Court Battle Predicted Over Wisconsin Legislative Districts

February 4, 2020 by Dan McCue

The speaker of Wisconsin’s state assembly said Sunday that legislative maps soon to be created by a new nonpartisan redistricting board have very little chance of ever being used.

Appearing on WISN television in Milwaukee, Speaker Robin Vos said he doesn’t think drawing new electoral maps in 2021 needs to be “a big argument,” but he predicted the maps will inevitably wind up in court — and be tossed in favor of GOP-crafted maps.

“We use the principles that are under the constitution,” the Rochester Republican, told host Adrienne Pedersen on WISN’s UpFront program. “Usually [courts have] chosen the Republican map because we just do a better job.”

Last week, Democratic Gov.
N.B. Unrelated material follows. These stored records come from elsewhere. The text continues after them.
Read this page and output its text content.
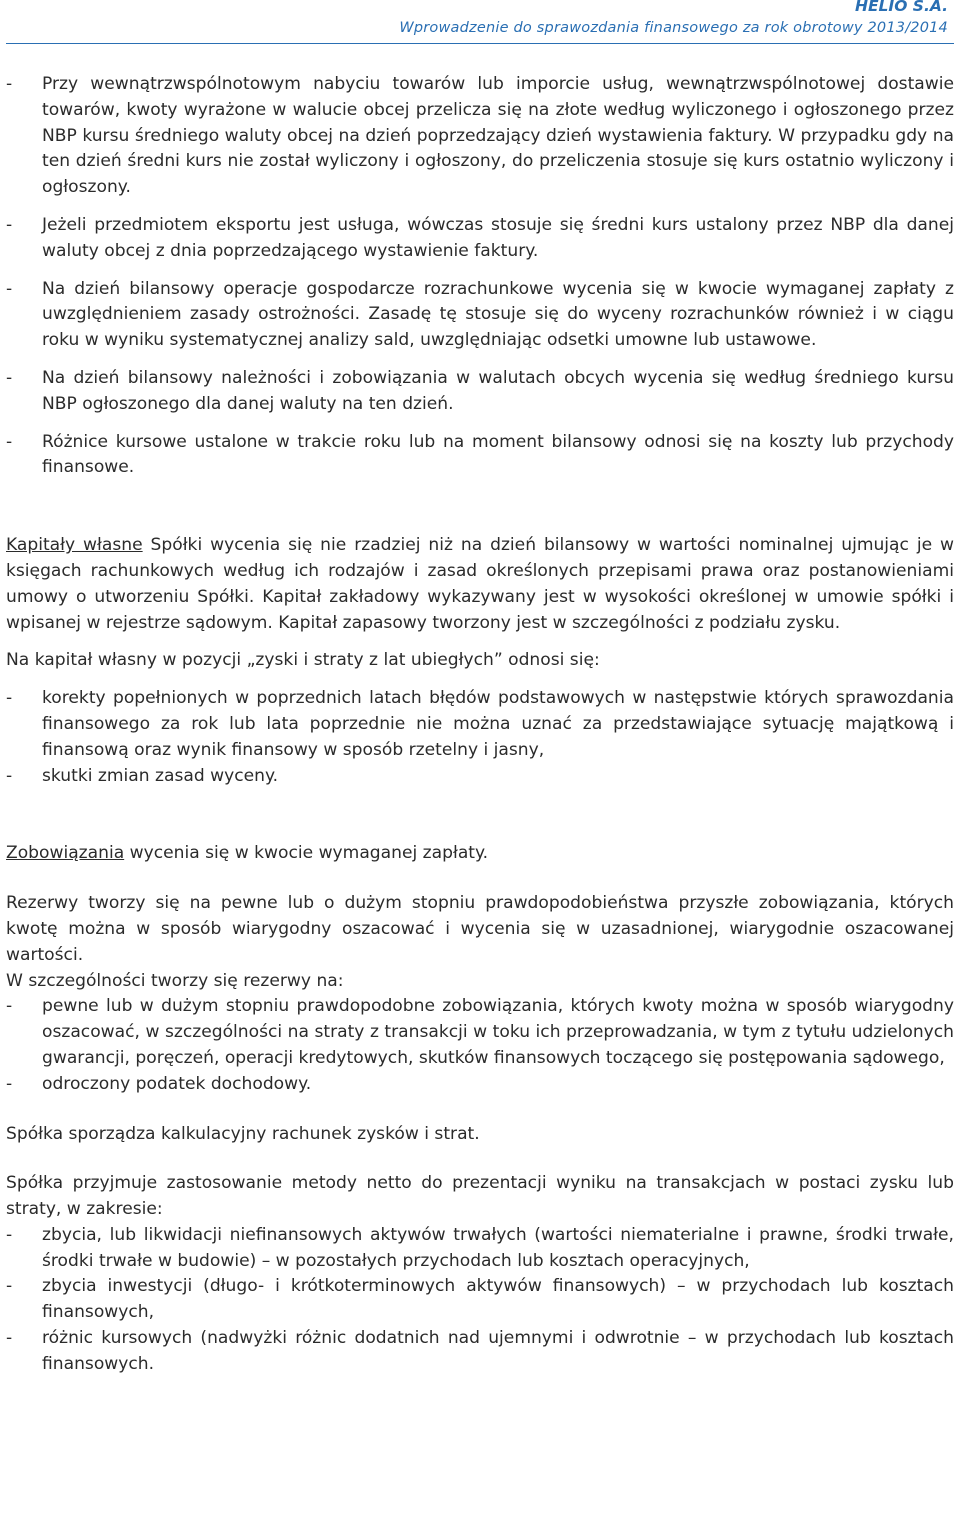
HELIO S.A.
Wprowadzenie do sprawozdania finansowego za rok obrotowy 2013/2014

- Przy wewnątrzwspólnotowym nabyciu towarów lub imporcie usług, wewnątrzwspólnotowej dostawie towarów, kwoty wyrażone w walucie obcej przelicza się na złote według wyliczonego i ogłoszonego przez NBP kursu średniego waluty obcej na dzień poprzedzający dzień wystawienia faktury. W przypadku gdy na ten dzień średni kurs nie został wyliczony i ogłoszony, do przeliczenia stosuje się kurs ostatnio wyliczony i ogłoszony.

- Jeżeli przedmiotem eksportu jest usługa, wówczas stosuje się średni kurs ustalony przez NBP dla danej waluty obcej z dnia poprzedzającego wystawienie faktury.

- Na dzień bilansowy operacje gospodarcze rozrachunkowe wycenia się w kwocie wymaganej zapłaty z uwzględnieniem zasady ostrożności. Zasadę tę stosuje się do wyceny rozrachunków również i w ciągu roku w wyniku systematycznej analizy sald, uwzględniając odsetki umowne lub ustawowe.

- Na dzień bilansowy należności i zobowiązania w walutach obcych wycenia się według średniego kursu NBP ogłoszonego dla danej waluty na ten dzień.

- Różnice kursowe ustalone w trakcie roku lub na moment bilansowy odnosi się na koszty lub przychody finansowe.

Kapitały własne Spółki wycenia się nie rzadziej niż na dzień bilansowy w wartości nominalnej ujmując je w księgach rachunkowych według ich rodzajów i zasad określonych przepisami prawa oraz postanowieniami umowy o utworzeniu Spółki. Kapitał zakładowy wykazywany jest w wysokości określonej w umowie spółki i wpisanej w rejestrze sądowym. Kapitał zapasowy tworzony jest w szczególności z podziału zysku.

Na kapitał własny w pozycji „zyski i straty z lat ubiegłych” odnosi się:

- korekty popełnionych w poprzednich latach błędów podstawowych w następstwie których sprawozdania finansowego za rok lub lata poprzednie nie można uznać za przedstawiające sytuację majątkową i finansową oraz wynik finansowy w sposób rzetelny i jasny,

- skutki zmian zasad wyceny.

Zobowiązania wycenia się w kwocie wymaganej zapłaty.

Rezerwy tworzy się na pewne lub o dużym stopniu prawdopodobieństwa przyszłe zobowiązania, których kwotę można w sposób wiarygodny oszacować i wycenia się w uzasadnionej, wiarygodnie oszacowanej wartości.

W szczególności tworzy się rezerwy na:

- pewne lub w dużym stopniu prawdopodobne zobowiązania, których kwoty można w sposób wiarygodny oszacować, w szczególności na straty z transakcji w toku ich przeprowadzania, w tym z tytułu udzielonych gwarancji, poręczeń, operacji kredytowych, skutków finansowych toczącego się postępowania sądowego,

- odroczony podatek dochodowy.

Spółka sporządza kalkulacyjny rachunek zysków i strat.

Spółka przyjmuje zastosowanie metody netto do prezentacji wyniku na transakcjach w postaci zysku lub straty, w zakresie:

- zbycia, lub likwidacji niefinansowych aktywów trwałych (wartości niematerialne i prawne, środki trwałe, środki trwałe w budowie) – w pozostałych przychodach lub kosztach operacyjnych,

- zbycia inwestycji (długo- i krótkoterminowych aktywów finansowych) – w przychodach lub kosztach finansowych,

- różnic kursowych (nadwyżki różnic dodatnich nad ujemnymi i odwrotnie – w przychodach lub kosztach finansowych.
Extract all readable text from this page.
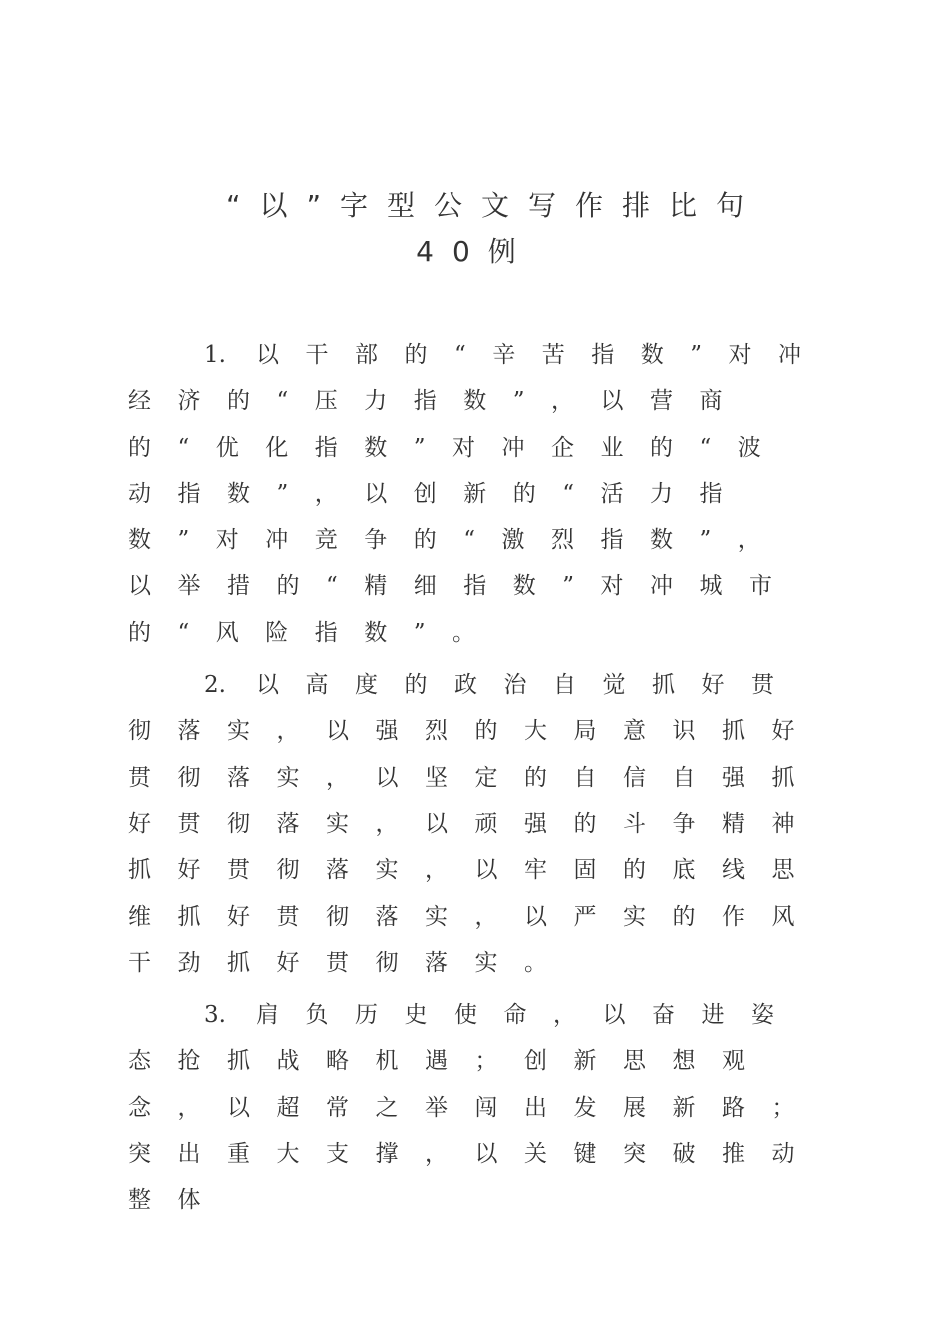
“以”字型公文写作排比句
40例

1. 以干部的“辛苦指数”对冲经济的“压力指数”，以营商的“优化指数”对冲企业的“波动指数”，以创新的“活力指数”对冲竞争的“激烈指数”，以举措的“精细指数”对冲城市的“风险指数”。

2. 以高度的政治自觉抓好贯彻落实，以强烈的大局意识抓好贯彻落实，以坚定的自信自强抓好贯彻落实，以顽强的斗争精神抓好贯彻落实，以牢固的底线思维抓好贯彻落实，以严实的作风干劲抓好贯彻落实。

3. 肩负历史使命，以奋进姿态抢抓战略机遇；创新思想观念，以超常之举闯出发展新路；突出重大支撑，以关键突破推动整体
Tony Evers signed an executive order creating  the People’s Maps Commission to draw a set of maps “free from partisan bias.”

Under Evers’ plan, the panel would begin drafting its proposed maps after the 2020 Census data is given to the states next spring.

During the process, it would hear testimony in each of Wisconsin’s eight congressional districts and then draw “fair, impartial maps.”

Evers said the panel’s membership would be culled from a list of volunteers, and the costs of the effort covered by the state Department of Administration.

Given that the commission will be comprised entirely of volunteers, the governor predicted the cost of the redistricting effort would be relatively modest.

But Vos and state Senate Majority Leader Scott Fitzgerald, a Juneau Republican, scoffed at the order, noting the state constitution gives the legislature the authority to draw the maps, which the governor can either accept or veto.

Evers responded by saying his proposal is an effort to hold the Republican-controlled legislature accountable.

“I’m more than happy to accept a loss if the Legislature votes it down, but because things are gerrymandered the way they are, people feel comfortable saying to their leadership, ‘You decide whether we do this or not,’” he said.

“I would think the people of Wisconsin would like to see what their legislators feel about things,” he added.

Democratic state Attorney General Josh Kaul also weighed in on the matter, saying, not only is the new panel constitutional, but will allow the public ” to have input into what the maps look like, but that’s how it should work.”

Evers himself acknowledged the likelihood of litigation as he signed his executive order, noting his actions weren’t intended “to stave off lawsuits” but “ensure the people of Wisconsin are choosing their elected officials.”

Wisconsin’s current legislative maps, drawn at a time when Republicans controlled every branch of the state government, were challenged in federal court.

Ultimately, a  three-judge panel concluded the boundaries of two assembly districts needed to be redrawn to better reflect Hispanic representation in those areas.

When the Legislature didn’t act to amend the lines, the court in 2012 issued a new order implementing its own map.

Federal judges also moved to invalidate the assembly district lines in 2016 as an unconstitutional partisan gerrymander. That case was abandoned after the U.S. Supreme Court declined to intervene.